Banditismo e vingança nos sertões do Brasil

Segue mais um trecho do livro – ainda inédito – “História do Crime no Brasil”, organizado por Mary del Priore e Gian Carlo. Neste texto, os autores analisam o banditismo e as disputas familiares, desde os tempos coloniais. Confira:

Por Célia Nonata da Silva e Francisco Linhares.

Pelas glebas do sertão potiguar, e uma parte do torrão paraibano,o cheiro de sangue, misturado ao ardil das vinganças sussurravam no ar mais uma história. Um homem valente a teceria, deixando um rastro de mortes e tramas de vingança para defender a honra dos seus e dos oprimidos, Jesuíno Alves de Melo Calado, o Brilhante, também conhecido como o “lendário bacamarteiro dos sertões”.

Jesuíno teve sua saga cantada em baladas populares que ficaram registradas graças ao empenho dos folcloristas que celebram a tradição oral. “Monumentalizado” por autores que se debruçaram sobre sua vida, suas aventuras ainda hoje figuram no imaginário popular nordestino,configurando-o como o “bom bandido”.

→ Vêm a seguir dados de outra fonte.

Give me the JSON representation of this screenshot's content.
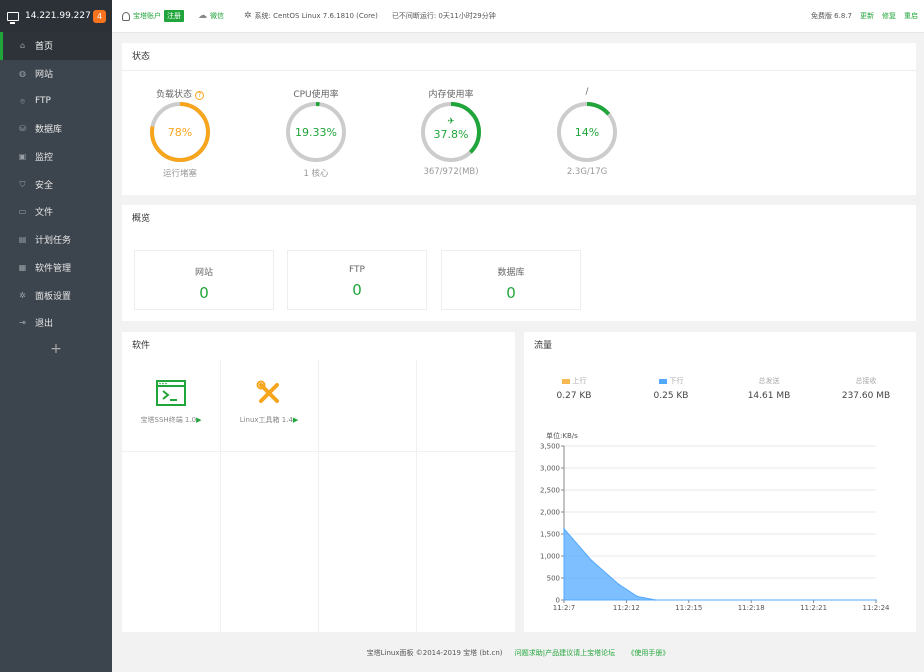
{
  "sidebar": {
    "ip": "14.221.99.227",
    "badge": "4",
    "items": [
      {
        "label": "首页",
        "icon": "home-icon",
        "glyph": "⌂"
      },
      {
        "label": "网站",
        "icon": "globe-icon",
        "glyph": "◍"
      },
      {
        "label": "FTP",
        "icon": "ftp-icon",
        "glyph": "⌾"
      },
      {
        "label": "数据库",
        "icon": "database-icon",
        "glyph": "⛁"
      },
      {
        "label": "监控",
        "icon": "monitor-icon",
        "glyph": "▣"
      },
      {
        "label": "安全",
        "icon": "shield-icon",
        "glyph": "⛉"
      },
      {
        "label": "文件",
        "icon": "folder-icon",
        "glyph": "▭"
      },
      {
        "label": "计划任务",
        "icon": "calendar-icon",
        "glyph": "▤"
      },
      {
        "label": "软件管理",
        "icon": "apps-icon",
        "glyph": "▦"
      },
      {
        "label": "面板设置",
        "icon": "gear-icon",
        "glyph": "✲"
      },
      {
        "label": "退出",
        "icon": "logout-icon",
        "glyph": "⇥"
      }
    ],
    "add_label": "+"
  },
  "topbar": {
    "account": "宝塔账户",
    "register": "注册",
    "wechat": "微信",
    "system_label": "系统:",
    "system_value": "CentOS Linux 7.6.1810 (Core)",
    "uptime": "已不间断运行: 0天11小时29分钟",
    "version": "免费版 6.8.7",
    "update": "更新",
    "repair": "修复",
    "restart": "重启"
  },
  "status": {
    "title": "状态",
    "gauges": [
      {
        "label": "负载状态",
        "value": "78%",
        "percent": 78,
        "color": "#f7a51d",
        "sub": "运行堵塞",
        "help": "?"
      },
      {
        "label": "CPU使用率",
        "value": "19.33%",
        "percent": 2,
        "color": "#20a53a",
        "sub": "1 核心"
      },
      {
        "label": "内存使用率",
        "value": "37.8%",
        "percent": 37.8,
        "color": "#20a53a",
        "sub": "367/972(MB)",
        "rocket": true
      },
      {
        "label": "/",
        "value": "14%",
        "percent": 14,
        "color": "#20a53a",
        "sub": "2.3G/17G"
      }
    ]
  },
  "overview": {
    "title": "概览",
    "boxes": [
      {
        "label": "网站",
        "value": "0"
      },
      {
        "label": "FTP",
        "value": "0"
      },
      {
        "label": "数据库",
        "value": "0"
      }
    ]
  },
  "software": {
    "title": "软件",
    "items": [
      {
        "label": "宝塔SSH终端 1.0",
        "icon": "terminal-icon",
        "arrow": "▶"
      },
      {
        "label": "Linux工具箱 1.4",
        "icon": "tools-icon",
        "arrow": "▶"
      }
    ]
  },
  "traffic": {
    "title": "流量",
    "stats": [
      {
        "label": "上行",
        "value": "0.27 KB",
        "color": "#f7b851"
      },
      {
        "label": "下行",
        "value": "0.25 KB",
        "color": "#52a9ff"
      },
      {
        "label": "总发送",
        "value": "14.61 MB"
      },
      {
        "label": "总接收",
        "value": "237.60 MB"
      }
    ]
  },
  "chart_data": {
    "type": "area",
    "ylabel": "单位:KB/s",
    "ylim": [
      0,
      3500
    ],
    "yticks": [
      "0",
      "500",
      "1,000",
      "1,500",
      "2,000",
      "2,500",
      "3,000",
      "3,500"
    ],
    "xticks": [
      "11:2:7",
      "11:2:12",
      "11:2:15",
      "11:2:18",
      "11:2:21",
      "11:2:24"
    ],
    "series": [
      {
        "color": "#52a9ff",
        "points": [
          [
            0,
            1620
          ],
          [
            1.5,
            900
          ],
          [
            3,
            350
          ],
          [
            4,
            80
          ],
          [
            5,
            0
          ],
          [
            17,
            0
          ]
        ]
      }
    ],
    "xlim": [
      0,
      17
    ]
  },
  "footer": {
    "copyright": "宝塔Linux面板 ©2014-2019 宝塔 (bt.cn)",
    "forum": "问题求助|产品建议请上宝塔论坛",
    "manual": "《使用手册》"
  }
}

A saga de Jesuíno Brilhante foi breve, nasceu em março de 1844, no sítio Tuiuiú, sete quilômetros do que hoje conhecemos como a cidade de Patu, no oeste do Rio Grande do Norte, e morreu em dezembro de 1879, no riacho dos porcos, município de Brejo da Cruz, na Paraíba, com apenas 35 anos de idade. Alguns anos após sua morte seu corpo foi exumado pelo médico Francisco Pinheiro de Almeida Castro, que levou seu crânio e deixou exposto na Escola Normal, em Mossoró, sendo oferecido como presente ao eminente médico alienista, Dr. Juliano Moreira, que o levou para o Rio de Janeiro.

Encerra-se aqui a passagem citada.